The Dawn of Asia, parts 1–6 (1964), Nagisa Oshima, Japan, 318 min. Japanese with English subtitles
2 pm: The Dawn of Asia, parts 1–2
5 pm: The Dawn of Asia, parts 3–4
8:30 pm: The Dawn of Asia, parts 5–6
July 20: With a presentation by Go Hirasawa and Sabu Kohso
The Dawn of Asia is a TV drama consisting of thirteen episodes about the trans-China/Japan collaboration of revolutionaries in the early twentieth century. It was Nagisa Oshima’s rare attempt to direct a TV drama in a social atmosphere in which Japan was embracing postwar prosperity as well as the effects of permeating mass media. Making an effort to reach out to the mass audience through a seemingly conventional method of filmic representation, Dawn of Asia takes up the epic of trans-Asiatic solidarity while challenging nationalism on both sides.
Go Hirasawa is a curator and researcher working on underground and experimental films and avant-garde art movements in Japan during the 1960s and 70s.
Sabu Kohso is a political and social critic, scholar, and activist. Kohso has written extensively on the Fukushima disaster from the perspective of global anti-capitalist struggles.
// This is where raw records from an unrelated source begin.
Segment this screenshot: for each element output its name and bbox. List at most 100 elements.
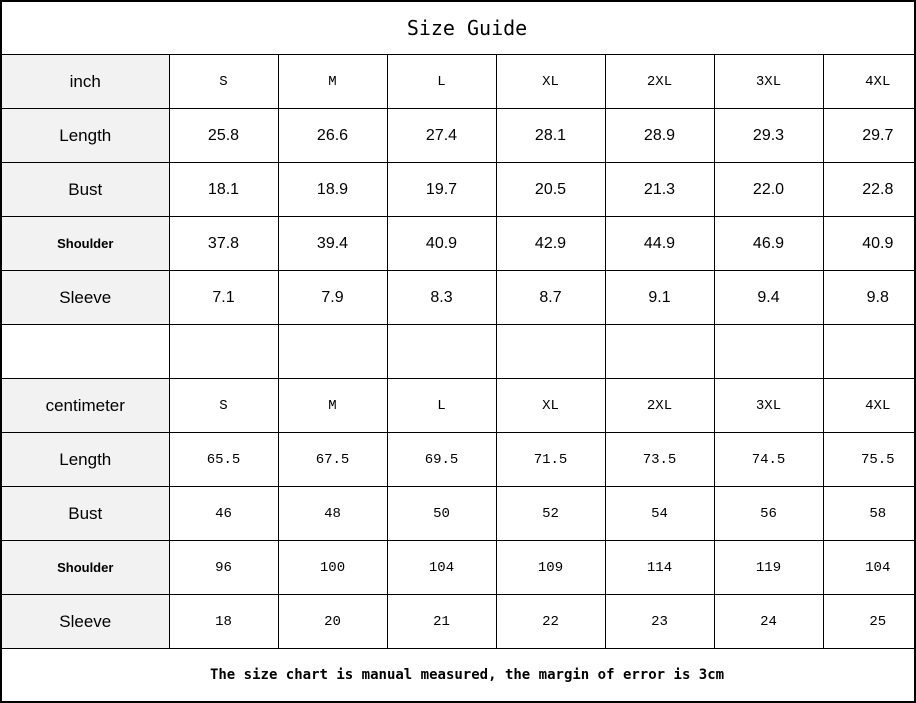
empty-cell [168,324,279,379]
measurement-cell: 46.9 [713,216,824,271]
measurement-cell: 22.0 [713,162,824,217]
row-label: Sleeve [2,270,170,325]
measurement-cell: 39.4 [277,216,388,271]
measurement-cell: 23 [604,594,715,649]
row-label: Bust [2,486,170,541]
size-header: 2XL [604,54,715,109]
row-label: Length [2,432,170,487]
table-row: Bust 46 48 50 52 54 56 58 [2,486,914,541]
measurement-cell: 42.9 [495,216,606,271]
measurement-cell: 8.7 [495,270,606,325]
measurement-cell: 28.9 [604,108,715,163]
empty-cell [822,324,914,379]
measurement-cell: 71.5 [495,432,606,487]
empty-cell [604,324,715,379]
row-label: Shoulder [2,540,170,595]
size-header: L [386,378,497,433]
measurement-cell: 56 [713,486,824,541]
measurement-cell: 48 [277,486,388,541]
measurement-cell: 24 [713,594,824,649]
table-row: Shoulder 37.8 39.4 40.9 42.9 44.9 46.9 40.9 [2,216,914,271]
size-header: L [386,54,497,109]
measurement-cell: 109 [495,540,606,595]
measurement-cell: 21.3 [604,162,715,217]
measurement-cell: 54 [604,486,715,541]
size-header: 4XL [822,54,914,109]
size-header: 3XL [713,54,824,109]
unit-label: inch [2,54,170,109]
table-row: Length 65.5 67.5 69.5 71.5 73.5 74.5 75.5 [2,432,914,487]
size-header: 4XL [822,378,914,433]
row-label: Bust [2,162,170,217]
spacer-row [2,324,914,379]
inch-header-row: inch S M L XL 2XL 3XL 4XL [2,54,914,109]
table-title: Size Guide [2,2,914,55]
row-label: Shoulder [2,216,170,271]
centimeter-header-row: centimeter S M L XL 2XL 3XL 4XL [2,378,914,433]
empty-cell [277,324,388,379]
measurement-cell: 18.1 [168,162,279,217]
measurement-cell: 44.9 [604,216,715,271]
measurement-cell: 27.4 [386,108,497,163]
size-header: M [277,54,388,109]
measurement-cell: 52 [495,486,606,541]
measurement-cell: 20 [277,594,388,649]
measurement-cell: 25 [822,594,914,649]
measurement-cell: 104 [386,540,497,595]
measurement-cell: 19.7 [386,162,497,217]
size-header: S [168,54,279,109]
measurement-cell: 67.5 [277,432,388,487]
measurement-cell: 25.8 [168,108,279,163]
measurement-cell: 7.1 [168,270,279,325]
measurement-cell: 20.5 [495,162,606,217]
measurement-cell: 73.5 [604,432,715,487]
measurement-cell: 9.1 [604,270,715,325]
measurement-cell: 28.1 [495,108,606,163]
measurement-cell: 104 [822,540,914,595]
table-row: Length 25.8 26.6 27.4 28.1 28.9 29.3 29.7 [2,108,914,163]
measurement-cell: 21 [386,594,497,649]
size-header: 3XL [713,378,824,433]
table-row: Sleeve 7.1 7.9 8.3 8.7 9.1 9.4 9.8 [2,270,914,325]
measurement-cell: 7.9 [277,270,388,325]
measurement-cell: 40.9 [386,216,497,271]
measurement-cell: 75.5 [822,432,914,487]
measurement-cell: 100 [277,540,388,595]
measurement-cell: 50 [386,486,497,541]
empty-cell [495,324,606,379]
measurement-cell: 9.4 [713,270,824,325]
size-header: S [168,378,279,433]
measurement-cell: 119 [713,540,824,595]
unit-label: centimeter [2,378,170,433]
measurement-cell: 26.6 [277,108,388,163]
table-row: Bust 18.1 18.9 19.7 20.5 21.3 22.0 22.8 [2,162,914,217]
measurement-cell: 8.3 [386,270,497,325]
measurement-cell: 114 [604,540,715,595]
measurement-cell: 37.8 [168,216,279,271]
table-row: Shoulder 96 100 104 109 114 119 104 [2,540,914,595]
measurement-cell: 29.3 [713,108,824,163]
measurement-cell: 74.5 [713,432,824,487]
footer-row: The size chart is manual measured, the m… [2,648,914,701]
size-header: M [277,378,388,433]
measurement-cell: 40.9 [822,216,914,271]
measurement-cell: 69.5 [386,432,497,487]
row-label: Sleeve [2,594,170,649]
row-label: Length [2,108,170,163]
table-row: Sleeve 18 20 21 22 23 24 25 [2,594,914,649]
measurement-cell: 9.8 [822,270,914,325]
measurement-cell: 18 [168,594,279,649]
empty-cell [386,324,497,379]
footer-note: The size chart is manual measured, the m… [2,648,914,701]
empty-cell [2,324,170,379]
size-header: XL [495,54,606,109]
size-header: 2XL [604,378,715,433]
measurement-cell: 46 [168,486,279,541]
measurement-cell: 96 [168,540,279,595]
measurement-cell: 58 [822,486,914,541]
measurement-cell: 65.5 [168,432,279,487]
measurement-cell: 29.7 [822,108,914,163]
empty-cell [713,324,824,379]
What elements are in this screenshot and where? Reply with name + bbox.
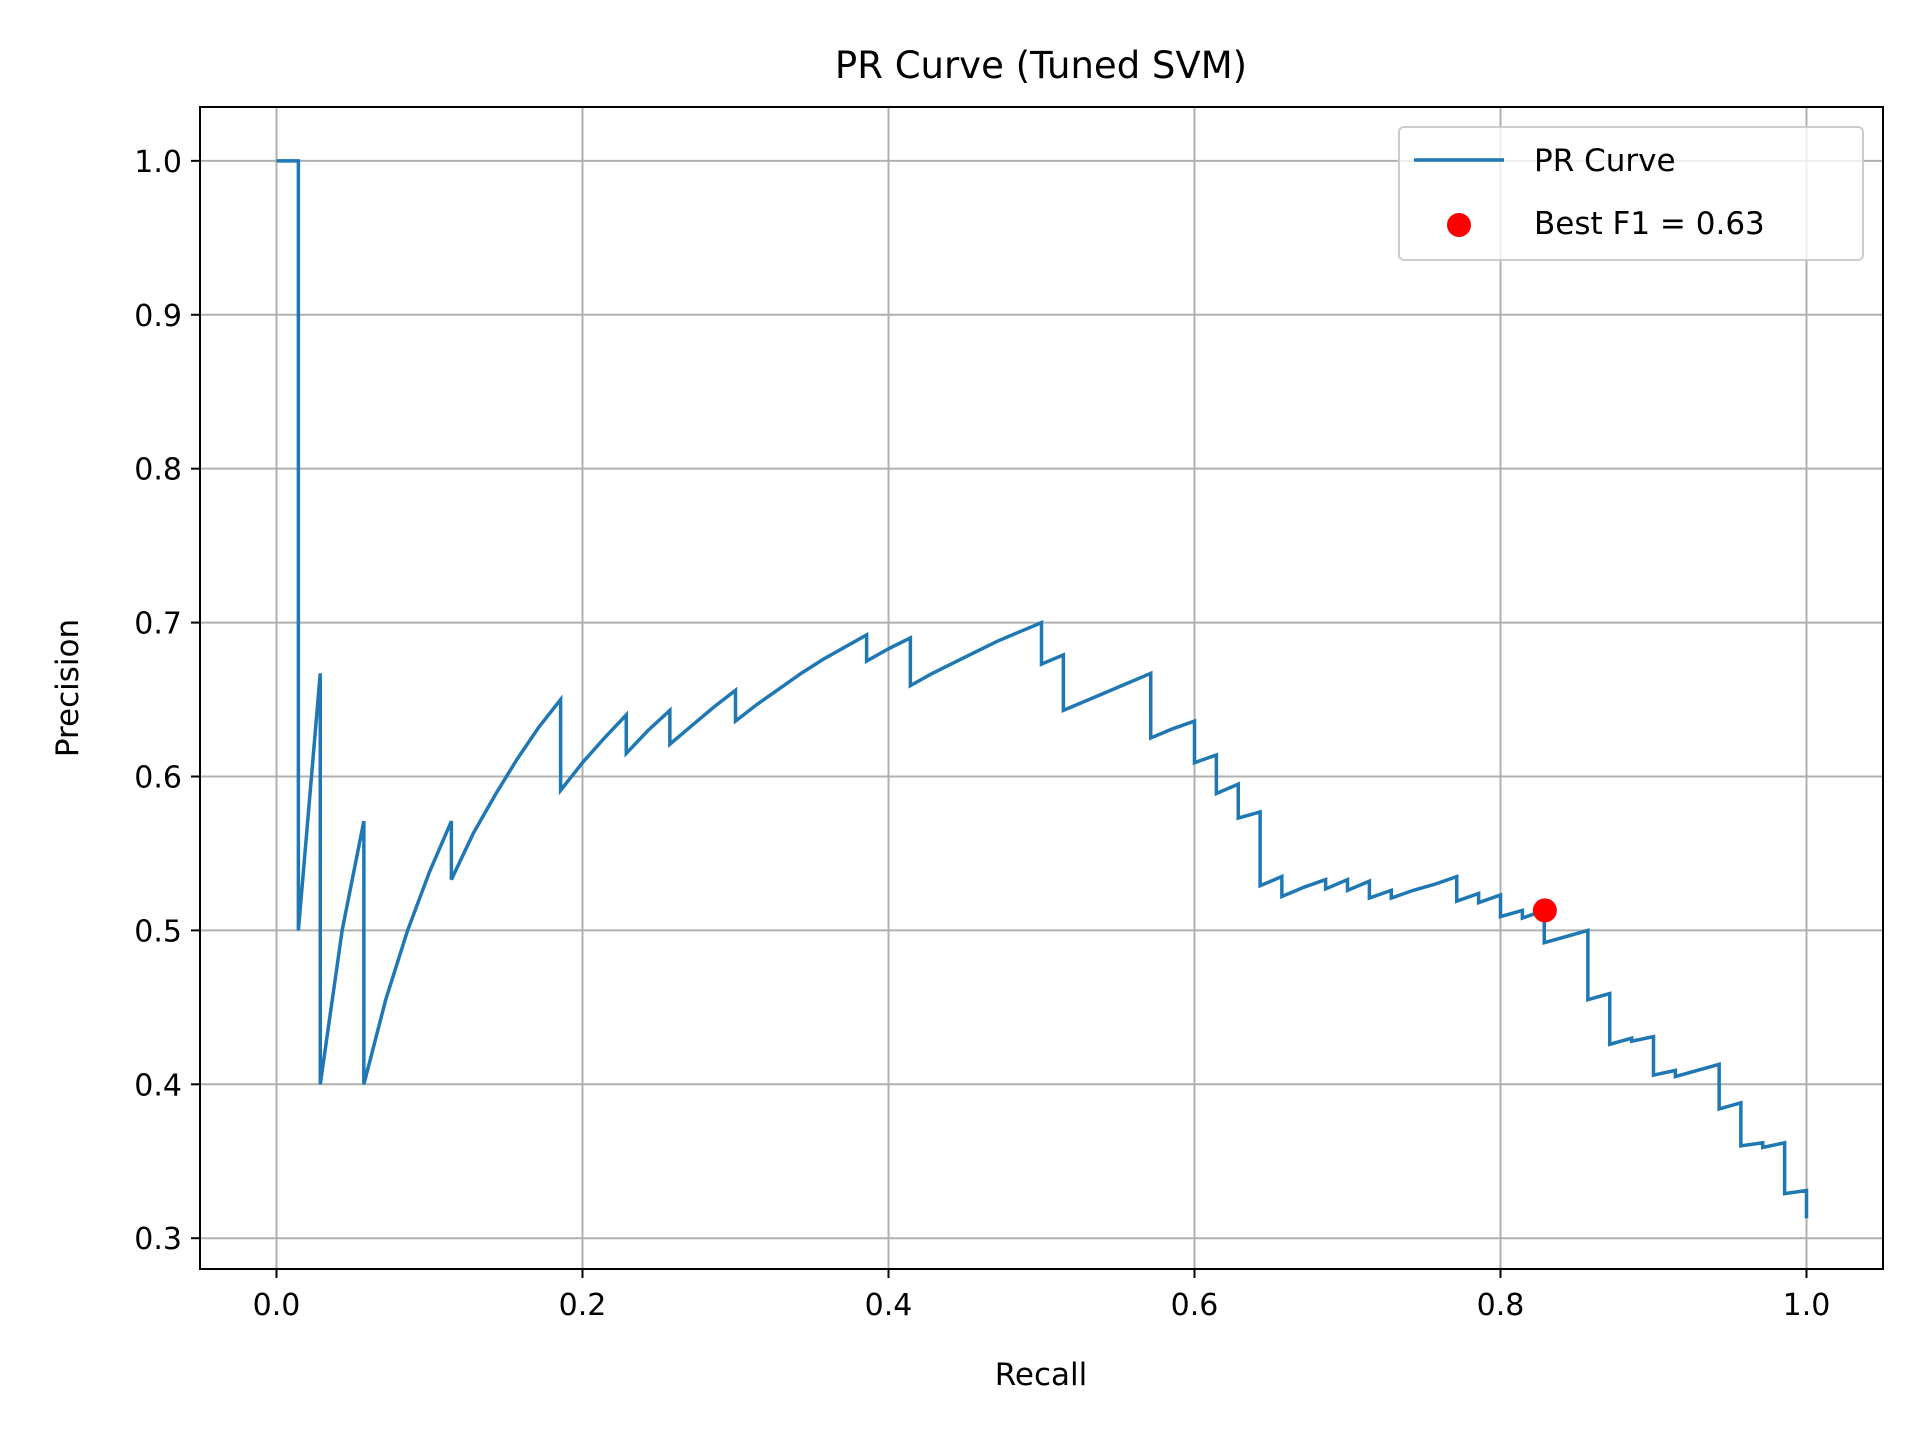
legend-label-best-f1: Best F1 = 0.63: [1534, 206, 1765, 242]
x-tick-label: 0.0: [253, 1288, 301, 1323]
y-tick-label: 0.8: [134, 453, 182, 488]
x-axis-title: Recall: [995, 1357, 1088, 1393]
y-tick-label: 0.5: [134, 914, 182, 949]
y-tick-label: 0.4: [134, 1068, 182, 1103]
y-tick-label: 0.9: [134, 299, 182, 334]
y-tick-label: 0.7: [134, 607, 182, 642]
plot-area-frame: [199, 106, 1884, 1270]
x-tick-label: 0.4: [865, 1288, 913, 1323]
series-layer: [276, 159, 1809, 1219]
y-tick-label: 0.3: [134, 1222, 182, 1257]
y-tick-label: 1.0: [134, 145, 182, 180]
chart-title: PR Curve (Tuned SVM): [835, 44, 1247, 87]
legend-box: [1398, 126, 1864, 261]
legend-label-pr-curve: PR Curve: [1534, 143, 1676, 179]
y-axis-title: Precision: [50, 619, 86, 757]
x-tick-label: 1.0: [1783, 1288, 1831, 1323]
x-tick-label: 0.6: [1171, 1288, 1219, 1323]
x-tick-label: 0.2: [559, 1288, 607, 1323]
x-axis-ticks: 0.0 0.2 0.4 0.6 0.8 1.0: [253, 1269, 1831, 1323]
pr-curve-line: [276, 159, 1809, 1219]
x-tick-label: 0.8: [1477, 1288, 1525, 1323]
legend: PR Curve Best F1 = 0.63: [1398, 126, 1864, 261]
legend-marker-best-f1: [1447, 213, 1471, 237]
y-tick-label: 0.6: [134, 760, 182, 795]
y-axis-ticks: 0.3 0.4 0.5 0.6 0.7 0.8 0.9 1.0: [134, 145, 200, 1257]
best-f1-point: [1532, 898, 1557, 923]
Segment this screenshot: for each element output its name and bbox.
TV Politics is a film program that revisits some of the most significant attempts to articulate a radical approach to the politics of television since the mid twentieth century. It revisits film works conceived for the purpose of rethinking what television could be, while at the same time seeking to provide a different kind of analysis of social and cultural reality.